[XML-SIG] pyexpat v. xml.parsers.expat ?

Paul prescod@prescod.net
Fri, 22 Sep 2000 14:50:16 -0500 (CDT)


On Fri, 22 Sep 2000, Fred L. Drake, Jr. wrote:

> 
>   I have a couple of questions about pyexpat.
> 
>   First question:
>   At various points, Guido has commented on the strange name "pyexpat"
> -- he generally doesn't like names with a "py" stuck on the front
> simply because something is written in Python.
>   Does anyone have an objection to renaming pyexpat _expat, and using
> a Python wrapper called xml.parsers.expat?  The wrapper would only
> need to import the existing interface, not wrap it with Python
> classes, which would only slow things down.

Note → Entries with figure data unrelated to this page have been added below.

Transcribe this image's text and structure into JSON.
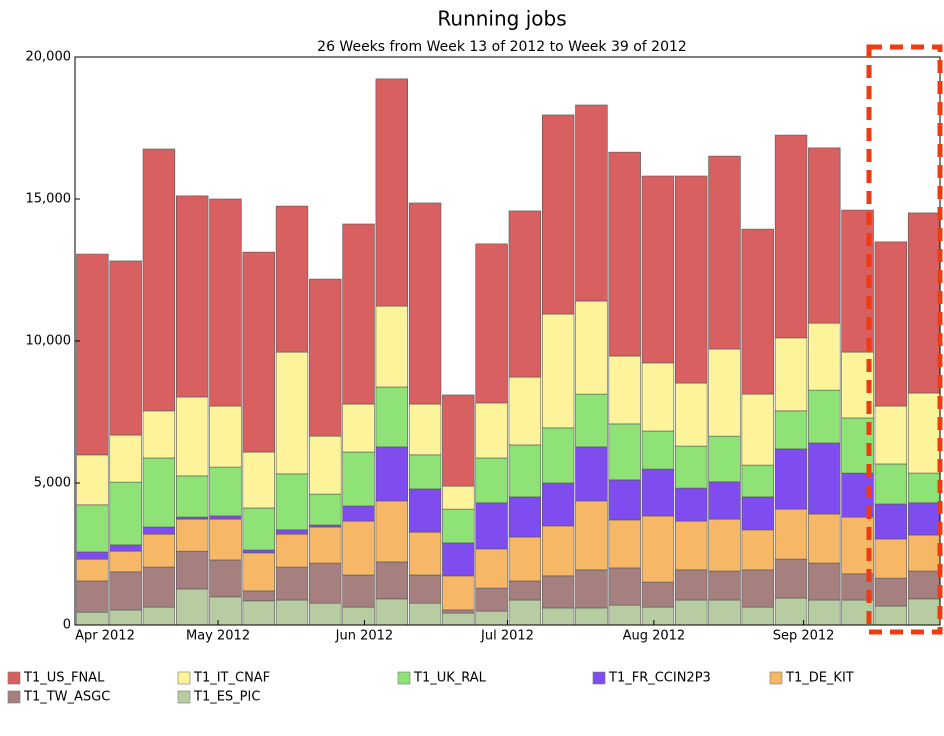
{
  "chart_data": {
    "type": "stacked_bar",
    "title": "Running jobs",
    "subtitle": "26 Weeks from Week 13 of 2012 to Week 39 of 2012",
    "categories": [
      null,
      null,
      null,
      null,
      null,
      null,
      null,
      null,
      null,
      null,
      null,
      null,
      null,
      null,
      null,
      null,
      null,
      null,
      null,
      null,
      null,
      null,
      null,
      null,
      null,
      null
    ],
    "xlim": [
      0,
      26
    ],
    "xticks": [
      {
        "value": 0,
        "label": "Apr 2012"
      },
      {
        "value": 4.3,
        "label": "May 2012"
      },
      {
        "value": 8.7,
        "label": "Jun 2012"
      },
      {
        "value": 13,
        "label": "Jul 2012"
      },
      {
        "value": 17.4,
        "label": "Aug 2012"
      },
      {
        "value": 21.9,
        "label": "Sep 2012"
      }
    ],
    "ylim": [
      0,
      20000
    ],
    "yticks": [
      0,
      {
        "value": 5000,
        "label": "5,000"
      },
      {
        "value": 10000,
        "label": "10,000"
      },
      {
        "value": 15000,
        "label": "15,000"
      },
      {
        "value": 20000,
        "label": "20,000"
      }
    ],
    "grid": false,
    "legend": "bottom",
    "series": [
      {
        "name": "T1_ES_PIC",
        "color": "#b8cca2",
        "values": [
          450,
          530,
          630,
          1270,
          990,
          850,
          880,
          770,
          630,
          920,
          770,
          420,
          490,
          880,
          600,
          600,
          700,
          630,
          880,
          880,
          630,
          950,
          880,
          880,
          670,
          920
        ]
      },
      {
        "name": "T1_TW_ASGC",
        "color": "#a67f7f",
        "values": [
          1100,
          1340,
          1410,
          1330,
          1300,
          350,
          1160,
          1410,
          1130,
          1300,
          990,
          110,
          810,
          670,
          1130,
          1340,
          1310,
          880,
          1060,
          1020,
          1310,
          1370,
          1300,
          920,
          980,
          980
        ]
      },
      {
        "name": "T1_DE_KIT",
        "color": "#f6b866",
        "values": [
          770,
          730,
          1160,
          1130,
          1440,
          1340,
          1160,
          1270,
          1900,
          2150,
          1510,
          1200,
          1380,
          1550,
          1760,
          2430,
          1690,
          2330,
          1720,
          1830,
          1410,
          1760,
          1730,
          2000,
          1380,
          1270
        ]
      },
      {
        "name": "T1_FR_CCIN2P3",
        "color": "#7f4cf0",
        "values": [
          250,
          220,
          250,
          70,
          110,
          100,
          150,
          70,
          530,
          1900,
          1520,
          1160,
          1620,
          1410,
          1510,
          1900,
          1410,
          1650,
          1160,
          1310,
          1160,
          2120,
          2500,
          1550,
          1230,
          1130
        ]
      },
      {
        "name": "T1_UK_RAL",
        "color": "#8ee276",
        "values": [
          1660,
          2210,
          2430,
          1450,
          1720,
          1480,
          1970,
          1090,
          1900,
          2110,
          1200,
          1190,
          1580,
          1830,
          1940,
          1860,
          1970,
          1340,
          1480,
          1610,
          1120,
          1340,
          1860,
          1940,
          1410,
          1050
        ]
      },
      {
        "name": "T1_IT_CNAF",
        "color": "#fdf39a",
        "values": [
          1760,
          1660,
          1660,
          2780,
          2150,
          1970,
          4290,
          2040,
          1690,
          2850,
          1790,
          810,
          1940,
          2390,
          4010,
          3280,
          2390,
          2400,
          2220,
          3070,
          2500,
          2570,
          2360,
          2320,
          2040,
          2820
        ]
      },
      {
        "name": "T1_US_FNAL",
        "color": "#d96060",
        "values": [
          7070,
          6130,
          9220,
          7080,
          7290,
          7040,
          5140,
          5530,
          6340,
          8000,
          7080,
          3210,
          5600,
          5850,
          7010,
          6900,
          7180,
          6580,
          7290,
          6790,
          5810,
          7140,
          6170,
          5000,
          5780,
          6340
        ]
      }
    ]
  }
}
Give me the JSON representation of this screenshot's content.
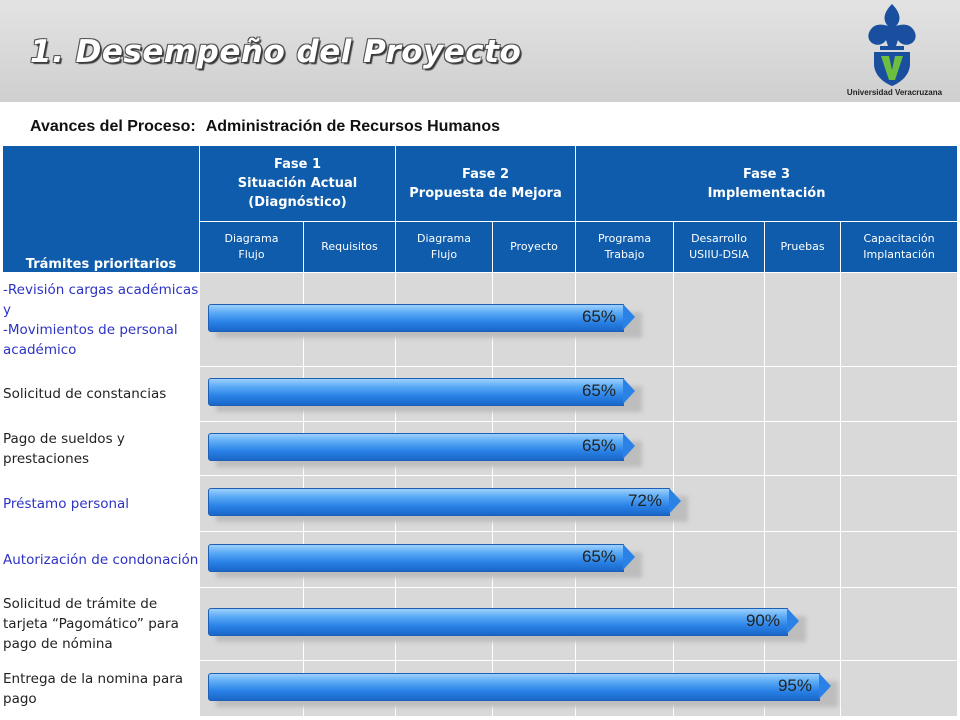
{
  "header": {
    "title": "1. Desempeño del Proyecto",
    "logo_caption": "Universidad Veracruzana"
  },
  "subtitle": {
    "label": "Avances del Proceso:",
    "value": "Administración de Recursos Humanos"
  },
  "table": {
    "first_header": "Trámites prioritarios",
    "phases": [
      {
        "lines": [
          "Fase 1",
          "Situación Actual",
          "(Diagnóstico)"
        ]
      },
      {
        "lines": [
          "Fase 2",
          "Propuesta de Mejora"
        ]
      },
      {
        "lines": [
          "Fase 3",
          "Implementación"
        ]
      }
    ],
    "subcolumns": [
      [
        "Diagrama",
        "Flujo"
      ],
      [
        "Requisitos"
      ],
      [
        "Diagrama",
        "Flujo"
      ],
      [
        "Proyecto"
      ],
      [
        "Programa",
        "Trabajo"
      ],
      [
        "Desarrollo",
        "USIIU-DSIA"
      ],
      [
        "Pruebas"
      ],
      [
        "Capacitación",
        "Implantación"
      ]
    ],
    "rows": [
      {
        "label": "-Revisión cargas académicas y\n-Movimientos de personal académico",
        "progress_label": "65%",
        "progress": 65,
        "blue": true
      },
      {
        "label": "Solicitud de constancias",
        "progress_label": "65%",
        "progress": 65,
        "blue": false
      },
      {
        "label": "Pago de sueldos y prestaciones",
        "progress_label": "65%",
        "progress": 65,
        "blue": false
      },
      {
        "label": "Préstamo personal",
        "progress_label": "72%",
        "progress": 72,
        "blue": true
      },
      {
        "label": "Autorización de condonación",
        "progress_label": "65%",
        "progress": 65,
        "blue": true
      },
      {
        "label": "Solicitud de trámite de tarjeta “Pagomático” para pago de nómina",
        "progress_label": "90%",
        "progress": 90,
        "blue": false
      },
      {
        "label": "Entrega de la nomina para pago",
        "progress_label": "95%",
        "progress": 95,
        "blue": false
      }
    ]
  },
  "colors": {
    "header_blue": "#0e5cab",
    "cell_gray": "#d9d9d9",
    "label_blue": "#2c33c4"
  }
}
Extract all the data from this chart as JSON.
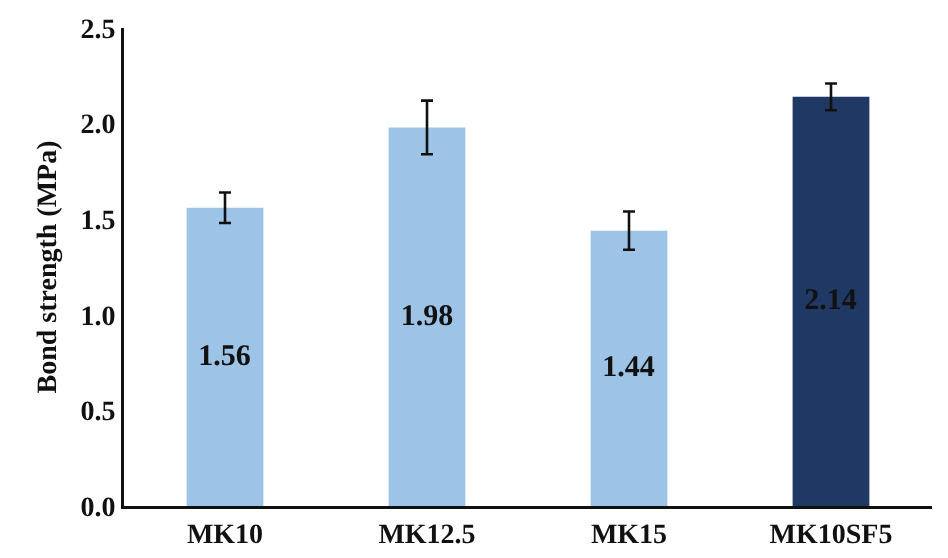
{
  "chart_data": {
    "type": "bar",
    "ylabel": "Bond strength (MPa)",
    "categories": [
      "MK10",
      "MK12.5",
      "MK15",
      "MK10SF5"
    ],
    "values": [
      1.56,
      1.98,
      1.44,
      2.14
    ],
    "errors": [
      0.08,
      0.14,
      0.1,
      0.07
    ],
    "colors": [
      "#9dc3e6",
      "#9dc3e6",
      "#9dc3e6",
      "#1f3864"
    ],
    "data_labels": true,
    "ylim": [
      0,
      2.5
    ],
    "yticks": [
      {
        "value": 0,
        "label": "0.0"
      },
      0.5,
      {
        "value": 1,
        "label": "1.0"
      },
      1.5,
      {
        "value": 2,
        "label": "2.0"
      },
      2.5
    ],
    "grid": false
  }
}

If the DLL name is hidden from the user then why not use pyexpat? It has
the virtue that in flat-namespace library environments like Windows,
nobody else is going to make a library with the same name. Whereas _expat
would be perfectly reasonable for a TCL or Perl DLL that also embeds
expat.

>   Second question:
>   I'd also like to understand why the error constants are in a
> sub-module, pyexpat.errors, instead of being in pyexpat itself.
> pyexpat.errors is a strange little module in that you can't import it
> until after you've done an "import pyexpat" -- it probably won't bite
> anyone, but this doesn't really follow the least-surprise principle.

Well, according to your proposals nobody is going to reference pyexpat (or
anything in it) directly anyhow. You can remap it however you want in your
wrapper.

I was trying to follow os.path but obviously it doesn't work exactly the
same way os.path does. The overall goal was to avoid having a confused
top-level environment. I think that dir() is one of Python's great
features and overloaded top-level environment destroy its utility.